After the game, free safety Jordan Lomax discussed the approach to the formation that UNI showed on the big plays. Both safeties lined up outside the hashmarks to cover outside receivers. UNI’s motion on those plays also threw Iowa’s defense a curve. Motion can change a defensive call in a split second, and that has to be communicated in less than a split second.
“We made some adjustments in coverages,” Lowdermilk said. “A lot of it is experience. A lot of teams haven’t really done that to us before. They kind of exposed us there. Teams will probably try to do it to us the rest of the year, it’s a matter of us adjusting to it and knowing what’s coming.”
The in-game communication process for the defense of course involves Alston, the middle linebacker, and Lomax, the free safety. It certainly doesn’t stop with them.
“For the defensive line, we might have a mike linebacker [middle] outside of the box and he’s communicating,” defensive tackle Carl Davis said. “It’s our job to echo the calls and make sure we get them. There were a couple of times we didn’t get calls. Everybody has to communicate, we understand that now. Luckily, we got the ‘W’ with the communication errors, but we know we have to clean that up going into the next game.”
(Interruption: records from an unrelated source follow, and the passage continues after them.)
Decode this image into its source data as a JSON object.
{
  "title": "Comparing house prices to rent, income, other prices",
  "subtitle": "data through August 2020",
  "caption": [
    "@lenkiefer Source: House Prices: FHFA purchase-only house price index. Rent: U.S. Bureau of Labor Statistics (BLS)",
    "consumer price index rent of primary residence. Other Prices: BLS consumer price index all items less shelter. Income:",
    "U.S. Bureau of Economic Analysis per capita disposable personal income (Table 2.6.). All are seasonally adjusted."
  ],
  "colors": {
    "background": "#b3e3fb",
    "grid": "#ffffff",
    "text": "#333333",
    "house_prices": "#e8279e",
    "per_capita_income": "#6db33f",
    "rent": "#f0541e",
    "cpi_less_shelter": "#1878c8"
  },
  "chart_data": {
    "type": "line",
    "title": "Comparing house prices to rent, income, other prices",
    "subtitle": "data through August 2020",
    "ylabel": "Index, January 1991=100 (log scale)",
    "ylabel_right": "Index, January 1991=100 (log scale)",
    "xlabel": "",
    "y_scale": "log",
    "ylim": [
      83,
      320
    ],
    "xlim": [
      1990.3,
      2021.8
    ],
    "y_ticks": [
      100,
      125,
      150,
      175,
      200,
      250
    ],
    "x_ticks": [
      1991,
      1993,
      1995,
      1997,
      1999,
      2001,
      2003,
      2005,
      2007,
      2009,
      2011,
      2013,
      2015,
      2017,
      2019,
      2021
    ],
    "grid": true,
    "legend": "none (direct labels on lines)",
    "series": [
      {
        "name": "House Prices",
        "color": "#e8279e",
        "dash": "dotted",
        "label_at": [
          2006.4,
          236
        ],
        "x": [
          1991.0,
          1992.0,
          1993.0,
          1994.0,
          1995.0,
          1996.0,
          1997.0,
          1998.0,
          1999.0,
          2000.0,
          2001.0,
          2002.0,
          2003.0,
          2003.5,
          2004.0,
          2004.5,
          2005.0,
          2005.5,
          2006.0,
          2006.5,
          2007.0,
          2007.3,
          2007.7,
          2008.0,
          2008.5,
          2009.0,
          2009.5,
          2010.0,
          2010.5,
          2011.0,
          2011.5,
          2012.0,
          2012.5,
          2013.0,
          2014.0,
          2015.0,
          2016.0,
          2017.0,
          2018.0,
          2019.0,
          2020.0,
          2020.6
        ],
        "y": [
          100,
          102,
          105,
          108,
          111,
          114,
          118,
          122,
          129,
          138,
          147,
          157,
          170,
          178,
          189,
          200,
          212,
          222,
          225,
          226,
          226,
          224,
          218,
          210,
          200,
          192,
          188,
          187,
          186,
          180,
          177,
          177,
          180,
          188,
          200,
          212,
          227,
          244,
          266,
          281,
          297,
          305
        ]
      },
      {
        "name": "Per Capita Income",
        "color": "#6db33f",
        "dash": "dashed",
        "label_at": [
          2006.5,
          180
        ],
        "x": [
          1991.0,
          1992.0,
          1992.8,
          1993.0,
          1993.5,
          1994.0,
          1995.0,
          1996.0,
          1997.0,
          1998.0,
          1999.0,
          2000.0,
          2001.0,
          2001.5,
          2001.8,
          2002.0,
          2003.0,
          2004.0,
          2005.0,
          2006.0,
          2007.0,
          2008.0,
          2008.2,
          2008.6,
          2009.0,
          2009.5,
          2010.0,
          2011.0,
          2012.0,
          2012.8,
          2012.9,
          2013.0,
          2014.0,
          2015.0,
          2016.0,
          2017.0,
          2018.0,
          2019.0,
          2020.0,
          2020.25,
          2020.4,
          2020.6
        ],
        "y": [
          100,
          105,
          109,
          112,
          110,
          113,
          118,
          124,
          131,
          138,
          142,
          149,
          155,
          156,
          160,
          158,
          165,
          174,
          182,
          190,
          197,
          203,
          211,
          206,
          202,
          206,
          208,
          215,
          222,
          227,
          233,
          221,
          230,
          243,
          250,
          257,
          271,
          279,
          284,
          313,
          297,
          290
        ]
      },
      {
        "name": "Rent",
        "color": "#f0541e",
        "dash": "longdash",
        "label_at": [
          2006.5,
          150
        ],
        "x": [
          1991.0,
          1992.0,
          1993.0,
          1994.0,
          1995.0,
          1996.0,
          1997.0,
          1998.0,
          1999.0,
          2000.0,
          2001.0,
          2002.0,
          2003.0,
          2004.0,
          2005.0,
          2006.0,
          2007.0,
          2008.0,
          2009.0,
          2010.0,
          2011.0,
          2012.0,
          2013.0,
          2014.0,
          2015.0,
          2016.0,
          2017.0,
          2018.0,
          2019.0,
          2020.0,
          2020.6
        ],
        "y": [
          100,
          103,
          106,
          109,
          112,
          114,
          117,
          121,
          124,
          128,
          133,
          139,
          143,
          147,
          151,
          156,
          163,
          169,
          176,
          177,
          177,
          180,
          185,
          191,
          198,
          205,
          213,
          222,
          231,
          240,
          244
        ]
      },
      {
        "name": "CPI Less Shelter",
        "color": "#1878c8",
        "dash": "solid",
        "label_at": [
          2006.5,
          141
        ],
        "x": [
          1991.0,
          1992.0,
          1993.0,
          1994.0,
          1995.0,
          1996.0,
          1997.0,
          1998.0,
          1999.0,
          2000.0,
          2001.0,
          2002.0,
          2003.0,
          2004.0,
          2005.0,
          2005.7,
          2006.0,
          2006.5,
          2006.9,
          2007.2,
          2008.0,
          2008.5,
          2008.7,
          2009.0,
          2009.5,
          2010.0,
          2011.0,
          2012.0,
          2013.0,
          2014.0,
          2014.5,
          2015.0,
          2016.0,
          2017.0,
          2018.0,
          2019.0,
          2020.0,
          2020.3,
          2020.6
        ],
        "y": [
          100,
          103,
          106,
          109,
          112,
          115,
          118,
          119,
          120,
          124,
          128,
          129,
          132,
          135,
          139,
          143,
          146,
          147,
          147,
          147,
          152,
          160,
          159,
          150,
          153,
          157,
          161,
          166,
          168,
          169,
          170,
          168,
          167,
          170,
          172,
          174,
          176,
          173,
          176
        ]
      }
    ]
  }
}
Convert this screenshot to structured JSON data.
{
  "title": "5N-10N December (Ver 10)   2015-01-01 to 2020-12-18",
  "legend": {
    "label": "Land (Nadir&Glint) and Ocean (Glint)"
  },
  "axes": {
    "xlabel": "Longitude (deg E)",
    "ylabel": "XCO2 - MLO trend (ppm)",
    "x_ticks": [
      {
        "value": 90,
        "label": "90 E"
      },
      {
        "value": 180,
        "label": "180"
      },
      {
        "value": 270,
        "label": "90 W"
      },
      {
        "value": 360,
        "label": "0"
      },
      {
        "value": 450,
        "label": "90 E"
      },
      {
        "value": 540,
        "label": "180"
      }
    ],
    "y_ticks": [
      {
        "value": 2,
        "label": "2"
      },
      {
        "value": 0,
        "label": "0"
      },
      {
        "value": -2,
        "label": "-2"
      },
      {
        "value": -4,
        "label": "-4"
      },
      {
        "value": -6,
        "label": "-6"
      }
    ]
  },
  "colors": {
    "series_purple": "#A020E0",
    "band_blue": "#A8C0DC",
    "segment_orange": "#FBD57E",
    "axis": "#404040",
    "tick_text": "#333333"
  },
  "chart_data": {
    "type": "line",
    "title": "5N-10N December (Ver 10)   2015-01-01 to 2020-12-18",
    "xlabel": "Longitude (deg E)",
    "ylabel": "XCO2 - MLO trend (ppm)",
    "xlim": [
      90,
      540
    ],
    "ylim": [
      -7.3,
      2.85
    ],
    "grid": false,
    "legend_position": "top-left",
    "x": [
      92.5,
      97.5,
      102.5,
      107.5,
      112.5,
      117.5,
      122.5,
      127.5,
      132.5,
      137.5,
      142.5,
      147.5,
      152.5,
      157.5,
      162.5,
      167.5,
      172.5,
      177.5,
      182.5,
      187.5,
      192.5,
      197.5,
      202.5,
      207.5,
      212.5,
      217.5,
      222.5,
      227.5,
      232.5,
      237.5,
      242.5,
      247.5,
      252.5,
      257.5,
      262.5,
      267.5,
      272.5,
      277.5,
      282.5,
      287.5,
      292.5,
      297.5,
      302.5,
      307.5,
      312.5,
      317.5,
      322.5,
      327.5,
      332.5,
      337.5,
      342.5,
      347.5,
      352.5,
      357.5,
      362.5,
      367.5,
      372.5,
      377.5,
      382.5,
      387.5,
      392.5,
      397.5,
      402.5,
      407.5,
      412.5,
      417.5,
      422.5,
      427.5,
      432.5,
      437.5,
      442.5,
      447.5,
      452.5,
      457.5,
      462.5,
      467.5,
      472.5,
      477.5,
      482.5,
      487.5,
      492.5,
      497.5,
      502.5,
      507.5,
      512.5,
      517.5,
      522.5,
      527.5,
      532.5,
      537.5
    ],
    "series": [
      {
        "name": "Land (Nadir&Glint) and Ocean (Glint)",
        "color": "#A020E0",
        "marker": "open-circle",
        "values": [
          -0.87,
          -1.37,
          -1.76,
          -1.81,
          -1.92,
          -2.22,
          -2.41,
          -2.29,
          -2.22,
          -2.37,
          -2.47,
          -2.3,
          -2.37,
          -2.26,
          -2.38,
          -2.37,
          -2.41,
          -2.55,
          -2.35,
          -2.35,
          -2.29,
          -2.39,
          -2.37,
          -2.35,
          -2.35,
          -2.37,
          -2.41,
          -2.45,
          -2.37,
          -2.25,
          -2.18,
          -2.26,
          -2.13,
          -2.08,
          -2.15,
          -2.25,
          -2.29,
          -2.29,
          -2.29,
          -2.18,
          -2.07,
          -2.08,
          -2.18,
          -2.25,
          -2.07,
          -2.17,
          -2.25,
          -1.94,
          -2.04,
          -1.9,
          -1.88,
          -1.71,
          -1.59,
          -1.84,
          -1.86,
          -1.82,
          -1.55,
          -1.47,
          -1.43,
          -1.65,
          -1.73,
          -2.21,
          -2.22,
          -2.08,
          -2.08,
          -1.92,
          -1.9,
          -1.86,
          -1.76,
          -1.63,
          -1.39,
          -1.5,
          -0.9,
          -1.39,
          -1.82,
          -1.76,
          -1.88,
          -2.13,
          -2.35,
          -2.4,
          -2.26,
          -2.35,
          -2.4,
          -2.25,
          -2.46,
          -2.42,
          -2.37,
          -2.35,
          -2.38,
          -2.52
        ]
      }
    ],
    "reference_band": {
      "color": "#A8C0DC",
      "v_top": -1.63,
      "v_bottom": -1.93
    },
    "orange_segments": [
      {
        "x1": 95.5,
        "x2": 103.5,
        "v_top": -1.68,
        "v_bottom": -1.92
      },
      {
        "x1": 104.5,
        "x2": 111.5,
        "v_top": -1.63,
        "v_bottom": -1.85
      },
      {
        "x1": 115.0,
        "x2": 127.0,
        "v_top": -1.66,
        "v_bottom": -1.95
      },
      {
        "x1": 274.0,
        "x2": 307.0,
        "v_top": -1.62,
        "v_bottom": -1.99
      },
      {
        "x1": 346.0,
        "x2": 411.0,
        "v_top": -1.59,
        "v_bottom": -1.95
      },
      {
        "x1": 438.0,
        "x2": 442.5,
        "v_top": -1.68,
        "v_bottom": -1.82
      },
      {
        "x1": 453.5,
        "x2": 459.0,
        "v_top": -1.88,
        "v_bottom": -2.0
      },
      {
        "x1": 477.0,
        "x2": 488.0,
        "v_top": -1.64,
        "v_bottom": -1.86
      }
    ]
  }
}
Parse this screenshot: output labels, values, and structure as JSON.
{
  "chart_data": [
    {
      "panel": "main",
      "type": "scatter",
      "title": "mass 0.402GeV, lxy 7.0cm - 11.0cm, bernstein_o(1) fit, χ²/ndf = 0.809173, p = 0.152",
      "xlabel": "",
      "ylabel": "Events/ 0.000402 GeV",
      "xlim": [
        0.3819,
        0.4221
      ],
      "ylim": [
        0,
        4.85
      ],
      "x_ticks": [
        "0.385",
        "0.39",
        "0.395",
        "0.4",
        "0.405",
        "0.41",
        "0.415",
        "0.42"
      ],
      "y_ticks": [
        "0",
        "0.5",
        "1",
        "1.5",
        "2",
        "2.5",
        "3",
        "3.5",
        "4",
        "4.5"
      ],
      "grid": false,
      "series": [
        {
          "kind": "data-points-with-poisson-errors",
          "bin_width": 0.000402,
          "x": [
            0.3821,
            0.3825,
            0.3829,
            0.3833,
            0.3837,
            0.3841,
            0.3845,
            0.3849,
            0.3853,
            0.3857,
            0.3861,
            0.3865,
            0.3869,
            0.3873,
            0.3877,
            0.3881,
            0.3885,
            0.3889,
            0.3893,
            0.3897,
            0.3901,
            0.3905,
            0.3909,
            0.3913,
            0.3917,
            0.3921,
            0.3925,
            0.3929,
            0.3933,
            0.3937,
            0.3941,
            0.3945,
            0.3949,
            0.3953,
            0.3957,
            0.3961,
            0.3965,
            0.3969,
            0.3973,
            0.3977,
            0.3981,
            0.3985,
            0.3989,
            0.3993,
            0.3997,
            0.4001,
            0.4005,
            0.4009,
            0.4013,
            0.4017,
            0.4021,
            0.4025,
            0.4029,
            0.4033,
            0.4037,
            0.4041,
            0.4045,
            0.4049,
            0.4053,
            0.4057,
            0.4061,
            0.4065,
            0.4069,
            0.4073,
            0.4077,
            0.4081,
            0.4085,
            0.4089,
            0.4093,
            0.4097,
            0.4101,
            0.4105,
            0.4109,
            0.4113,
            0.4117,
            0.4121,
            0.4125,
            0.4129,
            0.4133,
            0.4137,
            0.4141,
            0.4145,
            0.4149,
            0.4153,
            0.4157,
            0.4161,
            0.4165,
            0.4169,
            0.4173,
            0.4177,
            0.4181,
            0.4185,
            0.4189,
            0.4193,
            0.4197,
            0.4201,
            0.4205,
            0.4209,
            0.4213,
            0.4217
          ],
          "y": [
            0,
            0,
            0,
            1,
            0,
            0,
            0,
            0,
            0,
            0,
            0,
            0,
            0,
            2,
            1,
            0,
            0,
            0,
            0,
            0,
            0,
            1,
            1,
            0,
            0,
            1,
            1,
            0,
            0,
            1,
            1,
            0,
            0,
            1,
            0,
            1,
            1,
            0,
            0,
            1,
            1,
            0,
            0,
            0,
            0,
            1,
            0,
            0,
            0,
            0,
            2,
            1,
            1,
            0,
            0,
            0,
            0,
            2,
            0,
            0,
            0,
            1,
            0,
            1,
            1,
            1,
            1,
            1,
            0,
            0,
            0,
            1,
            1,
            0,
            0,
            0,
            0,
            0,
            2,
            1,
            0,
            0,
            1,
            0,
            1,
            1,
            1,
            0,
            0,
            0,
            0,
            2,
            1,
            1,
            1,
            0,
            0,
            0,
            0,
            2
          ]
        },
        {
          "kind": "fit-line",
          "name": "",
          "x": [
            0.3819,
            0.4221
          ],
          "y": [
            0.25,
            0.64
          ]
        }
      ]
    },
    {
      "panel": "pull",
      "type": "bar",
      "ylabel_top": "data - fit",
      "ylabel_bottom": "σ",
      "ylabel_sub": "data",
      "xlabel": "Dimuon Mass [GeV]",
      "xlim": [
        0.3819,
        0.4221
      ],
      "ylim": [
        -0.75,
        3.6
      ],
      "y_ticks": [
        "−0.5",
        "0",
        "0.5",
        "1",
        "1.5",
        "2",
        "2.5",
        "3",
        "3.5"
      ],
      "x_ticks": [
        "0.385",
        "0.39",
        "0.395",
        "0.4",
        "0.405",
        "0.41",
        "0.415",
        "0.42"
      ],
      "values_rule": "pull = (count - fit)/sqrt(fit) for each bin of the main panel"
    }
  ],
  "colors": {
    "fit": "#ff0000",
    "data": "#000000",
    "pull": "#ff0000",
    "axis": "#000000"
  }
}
When they can, the defenders communicate verbally. As you can imagine, that’s not always possible on the field where it can get kind of noisy.
“We have to be more consistent with our signals,” Alston said. “During practice, you can hear everybody. When you have 75,000 people out there screaming, you have to get those signals right so everybody is on the same page.”
Adding to the degree of difficulty for the Hawkeyes in their opener was the fact that it was Alston’s first start since 2012, linebackers Reggie Spearman and Bo Bower’s first starts and Lomax’s first start at free safety.
That’s why no one is pulling the plug and cranking on the emergency break. Ferentz believes the correct personnel are in place.
“What you worry about is if you don’t have the right guys out there, but I think we have good players,” Ferentz said, “and I think it’s just a matter of us getting better, and we need to do that in a lot of positions, not just in that segment.”